One of them is Father Matthew J. Conley, who remembers “very dedicated teachers and staff who worked many more hours than what their paychecks reflected” at the Cristo Rey school he attended in North Cambridge. The school has since moved to inner-city Boston and has been renamed Cristo Rey Boston High School. “It was an opportunity for me as a white male to be in an environment where, as a minority in the school, it helped me get to know other cultures and the way other people lived,” said Father Conley, who was ordained a priest for the Archdiocese of Boston in May. He entered minor seminary right after he graduated from the school in 2008.
Megan Sweas, author of a book about the Cristo Rey network, Putting Education to Work: How Cristo Rey High Schools Are Transforming Urban Education, said that she found a “culture of high expectations” at Cristo Rey. “The network people, the administrators I interviewed, the teachers, the students all had an attitude of ‘What can we do better? How can we make the work study program more effective?'” Sweas said.
“We’ve always taken it for granted that Catholics are great at educating, especially students from low income backgrounds. The Cristo Rey network doesn’t really take that for granted,” she said.
Sweas noted that Cristo Rey’s work study program was started 20 years ago as a funding mechanism, but then administrators realized it was actually helping students to see their potential “and understand what they could do with an education and learn some of those character skills or those qualities that help them be successful academically or in a work environment.”
Jesuit Father James Van Dyke, who was principal of the Cristo Rey Atlanta Jesuit High School for the first two years of its existence, said that the work program taught students “to be a little more self-reliant.”

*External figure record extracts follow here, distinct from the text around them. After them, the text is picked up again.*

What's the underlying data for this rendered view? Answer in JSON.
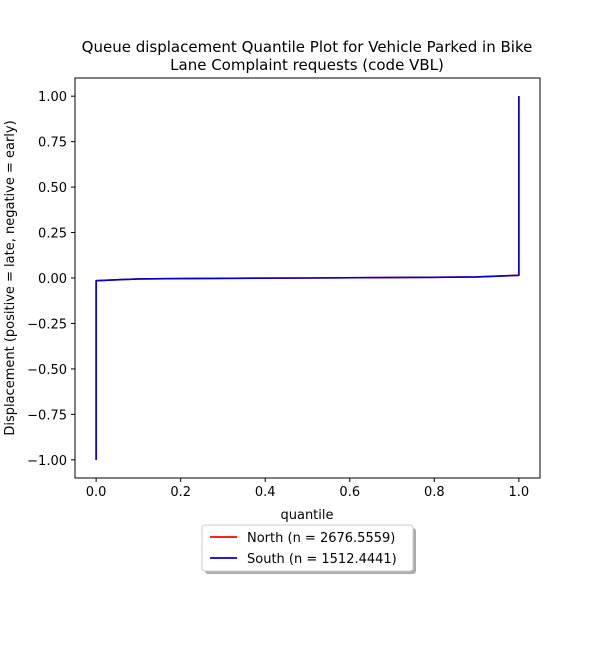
{
  "chart_data": {
    "type": "line",
    "title_lines": [
      "Queue displacement Quantile Plot for Vehicle Parked in Bike",
      "Lane Complaint  requests (code VBL)"
    ],
    "xlabel": "quantile",
    "ylabel": "Displacement (positive = late, negative = early)",
    "xlim": [
      -0.05,
      1.05
    ],
    "ylim": [
      -1.1,
      1.1
    ],
    "xticks": [
      0.0,
      0.2,
      0.4,
      0.6,
      0.8,
      1.0
    ],
    "xtick_labels": [
      "0.0",
      "0.2",
      "0.4",
      "0.6",
      "0.8",
      "1.0"
    ],
    "yticks": [
      -1.0,
      -0.75,
      -0.5,
      -0.25,
      0.0,
      0.25,
      0.5,
      0.75,
      1.0
    ],
    "ytick_labels": [
      "−1.00",
      "−0.75",
      "−0.50",
      "−0.25",
      "0.00",
      "0.25",
      "0.50",
      "0.75",
      "1.00"
    ],
    "grid": false,
    "legend_position": "below-center",
    "series": [
      {
        "name": "North (n = 2676.5559)",
        "color": "#ff0000",
        "x": [
          0.0,
          0.0,
          0.1,
          0.2,
          0.5,
          0.8,
          0.9,
          1.0,
          1.0
        ],
        "y": [
          -1.0,
          -0.015,
          -0.005,
          -0.003,
          0.0,
          0.004,
          0.006,
          0.015,
          1.0
        ]
      },
      {
        "name": "South (n = 1512.4441)",
        "color": "#0000cc",
        "x": [
          0.0,
          0.0,
          0.1,
          0.2,
          0.5,
          0.8,
          0.9,
          1.0,
          1.0
        ],
        "y": [
          -1.0,
          -0.015,
          -0.005,
          -0.003,
          0.0,
          0.004,
          0.006,
          0.015,
          1.0
        ]
      }
    ]
  }
}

“A lot of them would never venture into these places,” he said of the corporations who partnered with the school and agreed to take even students who, they were warned, were “a little rough.” Going into the corporate envirnonment “would have been intimidating for a 14-year-old,” Father Van Dyke said. “But by the end of it they knew the people at the front desk, they knew the people on their floor. You get to know people because you ride the elevator with them or you arrive at the same time. That really changes the kids’ perspective. They think ‘Wait a minute, I can do this.’”
In addition, he said, students quickly learned that “we cared about them. We had tough dress codes and rules. You had to be on time for class, no horsing around, an absolute ethic of respect, time for prayer and reflection. They came to understand that we wanted them to have a future.”
But if there was a change in the kids, there was a change in parents too. Many parents, Father Van Dyke said, didn’t immediately understand why administrators were so focused on things like attendance and discipline and following up.
“One mother was angry that she kept getting phone calls when her daughter didn’t show up,” Father Van Dyke said. “I told her it’s because we care about your daughter. We wouldn’t know if she got lost on the way or she’s sick. And we care if something is going on at home–we care about you. She said, ‘Father, I gotta tell you: no school has ever talked to me about these things before. As a matter of fact, a lot of them didn’t bother about taking attendance.'”
In Oklahoma, Bill Price, chairman of the feasibility study team for the new school, said that parents were “literally begging us to bring this school to Oklahoma City. They understand how successful this model is and what it can do for their children and their future.”
Cristo Rey Oklahoma City has received letters of intent from more than 30 high profile business executives to hire students as part of the Corporate Work Study Program, including Love’s Travel Stops and Country Stores, Boeing, Bancfirst, Mercy Health, Phillips Murrah and Cox Communications.
Judy Love, co-founder of Love’s Travel Stops and Country Stores and the honorary chairwoman of the fundraising steering committee for Cristo Rey, remarked, “The Oklahoma City community has once again proven their generosity and commitment to bettering the lives of others. This school will positively affect so many lives by providing the opportunity for students to reach their full potential while exposing them to professional careers.”